Not all spoke English. Two ‘prime-connectors’ served as interpreters. Each translator took turns at various intervals throughout the meeting. One interpreter took notes in an attempt to translate verbatim. She would stop to clarify and then relay the communication. The other, did not. The female interpreter asked one English speaker to ‘please slow down’ so she could be more effective. It was her partner’s turn to translate when a slang American term was referenced. The male interpreter kept on speaking into his machine, without hesitation. Apparently, our guests understood because laughter prevailed. When I asked the translator, how he decoded the funny phrase, the woman answered. Perhaps the male interpreter was more skilled or perhaps the woman was able to read his mind. Maybe she was a quicker responder. Maybe I had asked a very common question. Nevertheless, the woman said, “We work around slang”. But my question was, ‘How did you interpret that phrase?” I wanted to know verbatim. Another question was asked elsewhere, and so, we moved on. I never received the exact wording.
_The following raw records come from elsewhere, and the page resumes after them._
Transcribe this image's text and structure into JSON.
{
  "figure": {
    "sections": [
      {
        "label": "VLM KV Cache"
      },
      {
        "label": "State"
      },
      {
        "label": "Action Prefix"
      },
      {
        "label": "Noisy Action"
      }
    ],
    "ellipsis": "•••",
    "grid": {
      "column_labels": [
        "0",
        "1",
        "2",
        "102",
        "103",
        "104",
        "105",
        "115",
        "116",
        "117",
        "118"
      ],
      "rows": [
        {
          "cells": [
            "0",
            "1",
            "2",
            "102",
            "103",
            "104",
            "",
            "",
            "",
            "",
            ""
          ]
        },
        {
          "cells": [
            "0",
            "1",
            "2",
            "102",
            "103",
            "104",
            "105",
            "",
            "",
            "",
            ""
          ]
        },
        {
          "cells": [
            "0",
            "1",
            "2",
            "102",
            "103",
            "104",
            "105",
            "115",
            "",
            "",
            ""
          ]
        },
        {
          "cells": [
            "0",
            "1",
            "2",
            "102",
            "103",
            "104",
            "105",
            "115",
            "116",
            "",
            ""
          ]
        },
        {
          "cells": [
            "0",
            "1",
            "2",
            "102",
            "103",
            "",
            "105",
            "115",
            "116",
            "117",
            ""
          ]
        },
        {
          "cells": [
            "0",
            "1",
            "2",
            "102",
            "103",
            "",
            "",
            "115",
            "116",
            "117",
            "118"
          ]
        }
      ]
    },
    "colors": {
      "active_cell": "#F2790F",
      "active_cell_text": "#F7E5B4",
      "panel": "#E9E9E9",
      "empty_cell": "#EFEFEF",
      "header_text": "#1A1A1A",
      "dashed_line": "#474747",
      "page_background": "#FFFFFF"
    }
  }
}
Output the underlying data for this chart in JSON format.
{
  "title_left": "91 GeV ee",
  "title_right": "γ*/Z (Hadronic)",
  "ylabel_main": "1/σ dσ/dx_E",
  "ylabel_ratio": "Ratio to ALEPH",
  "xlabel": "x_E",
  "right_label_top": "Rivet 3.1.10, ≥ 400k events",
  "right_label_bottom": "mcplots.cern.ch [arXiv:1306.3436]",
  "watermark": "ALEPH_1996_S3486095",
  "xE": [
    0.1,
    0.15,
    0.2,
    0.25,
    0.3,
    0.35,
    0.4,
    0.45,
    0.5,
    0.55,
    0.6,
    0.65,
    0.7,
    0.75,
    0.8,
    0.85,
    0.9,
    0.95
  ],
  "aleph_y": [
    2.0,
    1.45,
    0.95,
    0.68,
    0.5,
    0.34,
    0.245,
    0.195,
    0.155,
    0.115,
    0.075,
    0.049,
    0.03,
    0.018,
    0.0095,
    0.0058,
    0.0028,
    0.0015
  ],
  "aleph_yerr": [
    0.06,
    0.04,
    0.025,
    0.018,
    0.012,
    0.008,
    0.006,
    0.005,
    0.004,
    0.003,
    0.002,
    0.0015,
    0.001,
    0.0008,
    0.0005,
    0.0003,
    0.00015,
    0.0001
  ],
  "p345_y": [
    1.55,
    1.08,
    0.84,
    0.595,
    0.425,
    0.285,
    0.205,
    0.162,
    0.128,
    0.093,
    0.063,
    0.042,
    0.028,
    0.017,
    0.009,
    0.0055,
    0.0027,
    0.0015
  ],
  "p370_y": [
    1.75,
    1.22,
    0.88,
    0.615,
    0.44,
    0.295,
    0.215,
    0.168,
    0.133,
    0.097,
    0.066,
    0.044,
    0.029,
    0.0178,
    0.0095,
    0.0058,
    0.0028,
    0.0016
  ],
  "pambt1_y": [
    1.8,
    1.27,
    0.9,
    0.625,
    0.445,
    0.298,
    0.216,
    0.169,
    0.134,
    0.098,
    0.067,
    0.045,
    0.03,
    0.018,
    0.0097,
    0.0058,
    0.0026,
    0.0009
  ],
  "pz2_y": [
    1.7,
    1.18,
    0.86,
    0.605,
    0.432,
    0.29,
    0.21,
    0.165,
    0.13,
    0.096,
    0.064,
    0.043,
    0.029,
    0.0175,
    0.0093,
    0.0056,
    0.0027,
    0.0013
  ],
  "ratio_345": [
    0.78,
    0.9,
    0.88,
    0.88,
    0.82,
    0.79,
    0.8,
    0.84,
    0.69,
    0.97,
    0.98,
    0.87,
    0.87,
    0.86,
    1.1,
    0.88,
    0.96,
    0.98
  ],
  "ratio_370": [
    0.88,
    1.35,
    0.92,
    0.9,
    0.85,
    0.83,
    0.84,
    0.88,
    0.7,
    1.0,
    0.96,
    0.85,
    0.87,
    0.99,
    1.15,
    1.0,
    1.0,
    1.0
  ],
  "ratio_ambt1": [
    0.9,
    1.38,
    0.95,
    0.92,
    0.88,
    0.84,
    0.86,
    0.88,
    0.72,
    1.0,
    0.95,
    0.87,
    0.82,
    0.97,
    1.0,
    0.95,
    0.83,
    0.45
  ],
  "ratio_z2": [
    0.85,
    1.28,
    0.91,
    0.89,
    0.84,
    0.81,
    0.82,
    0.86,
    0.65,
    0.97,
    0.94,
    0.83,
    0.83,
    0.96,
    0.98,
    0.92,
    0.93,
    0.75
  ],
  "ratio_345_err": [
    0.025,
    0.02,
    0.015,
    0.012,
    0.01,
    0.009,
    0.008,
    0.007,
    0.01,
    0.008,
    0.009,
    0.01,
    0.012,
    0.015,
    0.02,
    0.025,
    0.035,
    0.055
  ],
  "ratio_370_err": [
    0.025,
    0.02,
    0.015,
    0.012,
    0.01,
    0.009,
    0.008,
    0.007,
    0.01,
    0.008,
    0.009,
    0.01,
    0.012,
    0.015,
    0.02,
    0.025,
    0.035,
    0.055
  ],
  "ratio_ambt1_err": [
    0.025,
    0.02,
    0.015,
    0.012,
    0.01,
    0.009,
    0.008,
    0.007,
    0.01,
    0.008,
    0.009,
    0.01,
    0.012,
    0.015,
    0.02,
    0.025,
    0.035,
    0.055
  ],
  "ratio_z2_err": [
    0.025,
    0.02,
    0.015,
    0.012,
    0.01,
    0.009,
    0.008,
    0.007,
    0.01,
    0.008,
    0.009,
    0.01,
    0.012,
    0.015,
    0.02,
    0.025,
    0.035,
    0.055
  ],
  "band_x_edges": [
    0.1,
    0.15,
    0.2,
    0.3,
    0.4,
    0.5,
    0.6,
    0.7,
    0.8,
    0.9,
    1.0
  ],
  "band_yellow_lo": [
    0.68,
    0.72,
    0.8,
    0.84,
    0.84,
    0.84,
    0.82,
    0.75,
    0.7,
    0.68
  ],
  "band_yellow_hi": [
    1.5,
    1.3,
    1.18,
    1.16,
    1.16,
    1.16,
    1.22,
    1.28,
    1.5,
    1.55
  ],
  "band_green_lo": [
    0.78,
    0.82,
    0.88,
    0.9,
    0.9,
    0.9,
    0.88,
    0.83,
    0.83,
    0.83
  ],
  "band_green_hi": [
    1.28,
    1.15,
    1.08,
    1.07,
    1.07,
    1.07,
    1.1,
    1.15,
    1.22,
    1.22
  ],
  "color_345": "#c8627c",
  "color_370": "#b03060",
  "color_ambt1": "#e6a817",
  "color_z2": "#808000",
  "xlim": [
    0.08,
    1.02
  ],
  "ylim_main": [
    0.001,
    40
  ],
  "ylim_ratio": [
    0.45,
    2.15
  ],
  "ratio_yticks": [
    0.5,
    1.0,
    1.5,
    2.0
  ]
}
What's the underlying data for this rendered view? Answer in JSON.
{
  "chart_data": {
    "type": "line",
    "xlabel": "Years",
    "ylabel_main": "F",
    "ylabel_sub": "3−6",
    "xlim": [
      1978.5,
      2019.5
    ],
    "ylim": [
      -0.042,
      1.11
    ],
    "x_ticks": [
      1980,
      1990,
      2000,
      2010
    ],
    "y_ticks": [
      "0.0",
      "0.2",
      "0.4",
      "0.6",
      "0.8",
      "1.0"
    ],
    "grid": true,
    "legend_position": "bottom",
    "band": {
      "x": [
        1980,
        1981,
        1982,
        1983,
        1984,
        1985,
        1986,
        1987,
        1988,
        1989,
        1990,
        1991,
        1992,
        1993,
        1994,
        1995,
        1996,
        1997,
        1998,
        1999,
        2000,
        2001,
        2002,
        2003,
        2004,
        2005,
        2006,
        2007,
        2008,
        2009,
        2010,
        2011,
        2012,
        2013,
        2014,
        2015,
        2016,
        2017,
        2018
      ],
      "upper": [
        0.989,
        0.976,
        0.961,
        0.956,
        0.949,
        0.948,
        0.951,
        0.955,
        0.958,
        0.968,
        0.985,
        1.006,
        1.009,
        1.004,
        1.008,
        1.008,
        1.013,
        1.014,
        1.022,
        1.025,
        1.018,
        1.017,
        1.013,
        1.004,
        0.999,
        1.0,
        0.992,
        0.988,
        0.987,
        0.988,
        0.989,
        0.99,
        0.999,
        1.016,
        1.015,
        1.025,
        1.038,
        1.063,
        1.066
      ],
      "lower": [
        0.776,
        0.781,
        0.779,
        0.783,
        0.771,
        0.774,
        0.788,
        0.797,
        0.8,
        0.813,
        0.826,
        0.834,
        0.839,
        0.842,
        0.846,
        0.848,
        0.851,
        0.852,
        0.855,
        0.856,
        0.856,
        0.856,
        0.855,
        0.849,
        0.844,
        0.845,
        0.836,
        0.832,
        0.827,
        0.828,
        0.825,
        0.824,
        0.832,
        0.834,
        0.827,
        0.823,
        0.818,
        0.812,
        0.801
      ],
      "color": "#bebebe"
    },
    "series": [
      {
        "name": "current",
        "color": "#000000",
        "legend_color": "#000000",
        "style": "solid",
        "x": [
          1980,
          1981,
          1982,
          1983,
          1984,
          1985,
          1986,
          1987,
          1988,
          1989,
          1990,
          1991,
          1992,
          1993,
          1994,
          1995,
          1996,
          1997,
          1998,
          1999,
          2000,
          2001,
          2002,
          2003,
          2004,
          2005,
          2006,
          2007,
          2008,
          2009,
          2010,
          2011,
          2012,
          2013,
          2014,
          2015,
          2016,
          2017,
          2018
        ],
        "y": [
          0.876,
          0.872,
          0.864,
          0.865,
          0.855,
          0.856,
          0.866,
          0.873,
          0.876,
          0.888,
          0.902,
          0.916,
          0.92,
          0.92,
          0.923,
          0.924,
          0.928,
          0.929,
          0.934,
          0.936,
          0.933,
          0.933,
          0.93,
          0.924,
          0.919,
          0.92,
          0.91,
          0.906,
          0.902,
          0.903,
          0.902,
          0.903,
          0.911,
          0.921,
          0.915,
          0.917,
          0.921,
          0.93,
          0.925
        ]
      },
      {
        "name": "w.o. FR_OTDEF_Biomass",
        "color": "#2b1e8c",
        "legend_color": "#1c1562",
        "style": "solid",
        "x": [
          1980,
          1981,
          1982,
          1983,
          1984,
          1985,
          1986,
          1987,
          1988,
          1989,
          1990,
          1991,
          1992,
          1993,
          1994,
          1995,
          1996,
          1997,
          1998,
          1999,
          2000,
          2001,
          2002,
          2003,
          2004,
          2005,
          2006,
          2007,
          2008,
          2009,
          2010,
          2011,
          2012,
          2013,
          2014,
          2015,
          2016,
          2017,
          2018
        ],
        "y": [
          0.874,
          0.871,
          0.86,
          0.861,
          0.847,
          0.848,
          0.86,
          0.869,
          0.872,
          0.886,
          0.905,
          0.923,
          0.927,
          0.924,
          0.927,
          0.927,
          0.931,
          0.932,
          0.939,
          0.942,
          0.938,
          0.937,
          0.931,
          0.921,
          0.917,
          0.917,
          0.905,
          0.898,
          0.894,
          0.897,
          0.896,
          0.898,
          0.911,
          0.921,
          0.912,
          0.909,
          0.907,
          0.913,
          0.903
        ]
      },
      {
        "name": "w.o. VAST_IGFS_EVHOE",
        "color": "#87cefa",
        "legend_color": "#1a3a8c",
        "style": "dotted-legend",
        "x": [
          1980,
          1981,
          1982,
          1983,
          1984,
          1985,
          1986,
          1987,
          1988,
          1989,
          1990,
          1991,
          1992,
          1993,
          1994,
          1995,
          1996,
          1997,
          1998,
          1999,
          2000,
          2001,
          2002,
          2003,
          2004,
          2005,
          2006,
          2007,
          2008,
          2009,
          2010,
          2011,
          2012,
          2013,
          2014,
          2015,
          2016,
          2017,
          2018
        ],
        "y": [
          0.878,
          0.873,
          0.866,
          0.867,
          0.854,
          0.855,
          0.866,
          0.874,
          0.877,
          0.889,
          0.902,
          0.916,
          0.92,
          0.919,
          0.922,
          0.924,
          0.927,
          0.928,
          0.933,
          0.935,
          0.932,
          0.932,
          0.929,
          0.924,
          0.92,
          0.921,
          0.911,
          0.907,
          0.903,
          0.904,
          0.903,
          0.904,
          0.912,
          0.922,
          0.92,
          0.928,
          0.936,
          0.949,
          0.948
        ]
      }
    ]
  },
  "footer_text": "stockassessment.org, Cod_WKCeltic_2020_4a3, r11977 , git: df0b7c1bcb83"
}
We all have times in our lives when we need an interpreter. I call these experiences ‘culture crossings’. ‘Culture crossings’ occur during those times when advice is needed outside of our own wheelhouse or we are facing a new challenge. We look for a ‘prime-connector’ who will interpret for us-to bridge the gap in our own understanding. Depending on our own experience, the skill-set of that interpreter is critical to our well-being, especially if we need details or an extensive plan. At times, we prefer to allow someone to read our minds and respond from their own experience.
Take a few mental notes as to how you receive information and how you interpret the steady stream of incoming messages. Who are your ‘prime-connectors’? How are both you and your ‘prime-connectors’ supplying feed-back? Become more aware of who is speaking for you. What they are saying and what is being interpreted?
The challenge is choosing the proper ‘prime-connector’ at critical junctions and also choosing to become the ‘prime-connector’ for others by slowing down the conversation and asking clarifying questions. Revisit conversations to correct areas of misunderstanding. Don’t move on until appropriate and sufficient understanding is reached.